When we hear these words, we nod our heads with empathy. We understand the exhaustion and overwhelm that can come with our high-demand jobs.
Burnout is a real thing – it is not something imagined by caregivers.
Fifty years ago, psychologist Herbert J. Freudenberger studied and summed up the symptoms of chronic fatigue in medical and caregiving professions with the term burnout. He described it as a “state of mental and physical exhaustion caused by one’s professional life.”
Symptoms of Caregiver Burnout
As a caregiver, you are under a lot of stress. Your focus is on the one that you care for, and this can drive you to not recognize the symptoms when your own well-being is suffering.
Exhaustion and a feeling of overwhelm are the key signs that you may be experiencing burnout.
A shift in attitude is also a common sign of caregiver burnout.
While it is natural to feel tired or stressed from time to time, the emotional and physical demands of taking care of someone else can shift your feelings and emotions to anger, pessimism, and resentfulness towards those that you are caring for.
Caregiver burnout comes with many physical and emotional signs and symptoms:
- stomach and digestive issues
- sleep disorders
- weakened immune system
- muscle tension
- respiratory problems
- chest tightness
- back pain
- concentration and memory difficulties
- perspiration and overheating
- changes in weight
- lacking motivation
- thoughts of isolation
- persistent worry
- mood swings
- feelings impatient
- lacking motivation
- feeling depressed
- becoming angry or argumentative
- feeling anxious
How to Prevent Caregiver Burnout
The first step in preventing caregiver burnout is awareness.

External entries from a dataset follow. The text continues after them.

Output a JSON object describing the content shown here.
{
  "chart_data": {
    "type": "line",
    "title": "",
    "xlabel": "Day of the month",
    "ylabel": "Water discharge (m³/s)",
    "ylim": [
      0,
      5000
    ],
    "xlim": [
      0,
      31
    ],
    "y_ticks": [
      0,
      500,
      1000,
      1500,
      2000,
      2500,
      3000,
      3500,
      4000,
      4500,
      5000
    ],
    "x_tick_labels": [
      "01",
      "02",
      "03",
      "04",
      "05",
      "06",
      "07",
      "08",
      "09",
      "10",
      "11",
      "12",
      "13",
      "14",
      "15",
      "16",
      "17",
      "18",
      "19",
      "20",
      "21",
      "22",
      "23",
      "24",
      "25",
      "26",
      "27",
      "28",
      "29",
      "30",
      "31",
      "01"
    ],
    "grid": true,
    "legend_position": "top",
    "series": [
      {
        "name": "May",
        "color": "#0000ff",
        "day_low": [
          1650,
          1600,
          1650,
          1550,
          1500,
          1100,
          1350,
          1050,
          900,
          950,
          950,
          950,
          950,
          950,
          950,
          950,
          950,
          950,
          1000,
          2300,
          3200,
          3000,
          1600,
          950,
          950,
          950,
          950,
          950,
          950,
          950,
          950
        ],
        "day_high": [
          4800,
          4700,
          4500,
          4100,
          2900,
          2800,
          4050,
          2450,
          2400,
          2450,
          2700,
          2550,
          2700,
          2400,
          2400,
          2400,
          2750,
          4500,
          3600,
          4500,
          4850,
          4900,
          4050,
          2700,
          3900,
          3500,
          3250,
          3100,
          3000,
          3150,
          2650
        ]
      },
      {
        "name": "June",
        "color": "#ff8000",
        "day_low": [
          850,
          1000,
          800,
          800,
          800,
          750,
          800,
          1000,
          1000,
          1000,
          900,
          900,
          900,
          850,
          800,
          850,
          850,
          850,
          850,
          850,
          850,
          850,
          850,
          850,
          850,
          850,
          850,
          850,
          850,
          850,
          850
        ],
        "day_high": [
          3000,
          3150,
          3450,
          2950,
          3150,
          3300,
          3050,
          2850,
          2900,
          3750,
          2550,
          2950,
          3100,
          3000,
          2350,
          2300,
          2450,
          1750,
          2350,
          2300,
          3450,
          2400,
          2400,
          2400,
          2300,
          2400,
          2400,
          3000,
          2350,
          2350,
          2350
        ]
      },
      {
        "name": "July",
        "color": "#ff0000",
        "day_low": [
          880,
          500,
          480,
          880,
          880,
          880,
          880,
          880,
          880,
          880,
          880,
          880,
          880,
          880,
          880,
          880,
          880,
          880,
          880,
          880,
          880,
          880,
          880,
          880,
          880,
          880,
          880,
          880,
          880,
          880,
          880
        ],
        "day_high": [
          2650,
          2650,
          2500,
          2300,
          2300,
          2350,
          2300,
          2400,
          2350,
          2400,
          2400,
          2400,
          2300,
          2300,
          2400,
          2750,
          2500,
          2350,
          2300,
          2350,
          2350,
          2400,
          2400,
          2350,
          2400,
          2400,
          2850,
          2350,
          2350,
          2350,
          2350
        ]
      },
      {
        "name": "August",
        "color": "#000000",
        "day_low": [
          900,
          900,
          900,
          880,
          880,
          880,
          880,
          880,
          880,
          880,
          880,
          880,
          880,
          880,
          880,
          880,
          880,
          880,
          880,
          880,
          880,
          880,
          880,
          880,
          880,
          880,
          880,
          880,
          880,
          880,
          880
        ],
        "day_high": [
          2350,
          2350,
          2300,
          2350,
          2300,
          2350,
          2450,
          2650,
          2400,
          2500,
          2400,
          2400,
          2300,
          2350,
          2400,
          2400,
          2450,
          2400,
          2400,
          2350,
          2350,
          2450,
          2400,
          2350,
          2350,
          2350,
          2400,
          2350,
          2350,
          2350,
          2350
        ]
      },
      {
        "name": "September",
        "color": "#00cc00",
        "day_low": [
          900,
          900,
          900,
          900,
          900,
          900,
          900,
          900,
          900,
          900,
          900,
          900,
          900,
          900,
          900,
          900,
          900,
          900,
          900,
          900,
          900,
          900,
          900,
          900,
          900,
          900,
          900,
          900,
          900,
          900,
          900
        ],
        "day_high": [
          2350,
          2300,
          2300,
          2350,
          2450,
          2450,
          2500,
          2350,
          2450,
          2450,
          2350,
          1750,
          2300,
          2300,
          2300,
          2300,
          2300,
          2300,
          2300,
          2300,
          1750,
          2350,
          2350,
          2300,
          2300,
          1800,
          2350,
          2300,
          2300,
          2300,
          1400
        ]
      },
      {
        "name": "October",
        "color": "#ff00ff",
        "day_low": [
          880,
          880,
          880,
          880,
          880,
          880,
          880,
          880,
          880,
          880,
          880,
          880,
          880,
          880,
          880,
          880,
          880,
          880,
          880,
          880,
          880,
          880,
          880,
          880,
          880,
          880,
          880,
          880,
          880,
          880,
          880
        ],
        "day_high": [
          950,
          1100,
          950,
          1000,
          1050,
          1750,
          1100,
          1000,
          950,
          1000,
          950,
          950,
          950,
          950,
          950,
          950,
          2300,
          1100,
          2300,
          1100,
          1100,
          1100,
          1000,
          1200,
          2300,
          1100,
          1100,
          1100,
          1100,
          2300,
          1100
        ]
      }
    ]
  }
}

You not only need to be aware of the well-being of the one that you care for, but you also need to keep a check on your own emotional and physical well-being. Consider using our list of burnout signs and symptoms as your personal awareness checklist.
Stress prevention is also important in preventing burnout.
Stress triggers mental and physical symptoms that are common to burnout, such as irritability, weakened immune system, digestive issues, headaches, body pain, weight gain, and sleep disturbances. Manage caregiver stress by setting realistic goals and focusing on what you can provide. Seek help for what you are unable to manage and accept help where it is offered.
If you’re not sure if you’re experiencing stress, our Caregiver Stress Check can help you to recognize the signs of stress due to your role as a caretaker.
Routine is also important to diminish stress in dementia caregiving.
Routine provides structure both in the life of the person with dementia and the caregiver. Routine ensures that you to do what is most meaningful in your life and work and that you are not spending valuable time working out what has to be done next.
It is important to take care of yourself first as a caregiver.
Self-care gives you the ability to care for others. Work self-care into your life every day to ward off burnout.
“Self-care is never a selfish act – it is simply good stewardship of the only gift I have, the gift I was put on earth to offer to others.” – Parker Palmer
Respite care can give you the break that you might need to prevent burnout. It is important to remember that seeking help does not make you a failure. Instead, it can help you be a successful caregiver.
We have created a Respite Program to give caregivers a needed and welcome break. If you are seeking help a few hours a day or just a few days a month, we’re here to help.
When we care for ourselves, we can care better for our loved ones.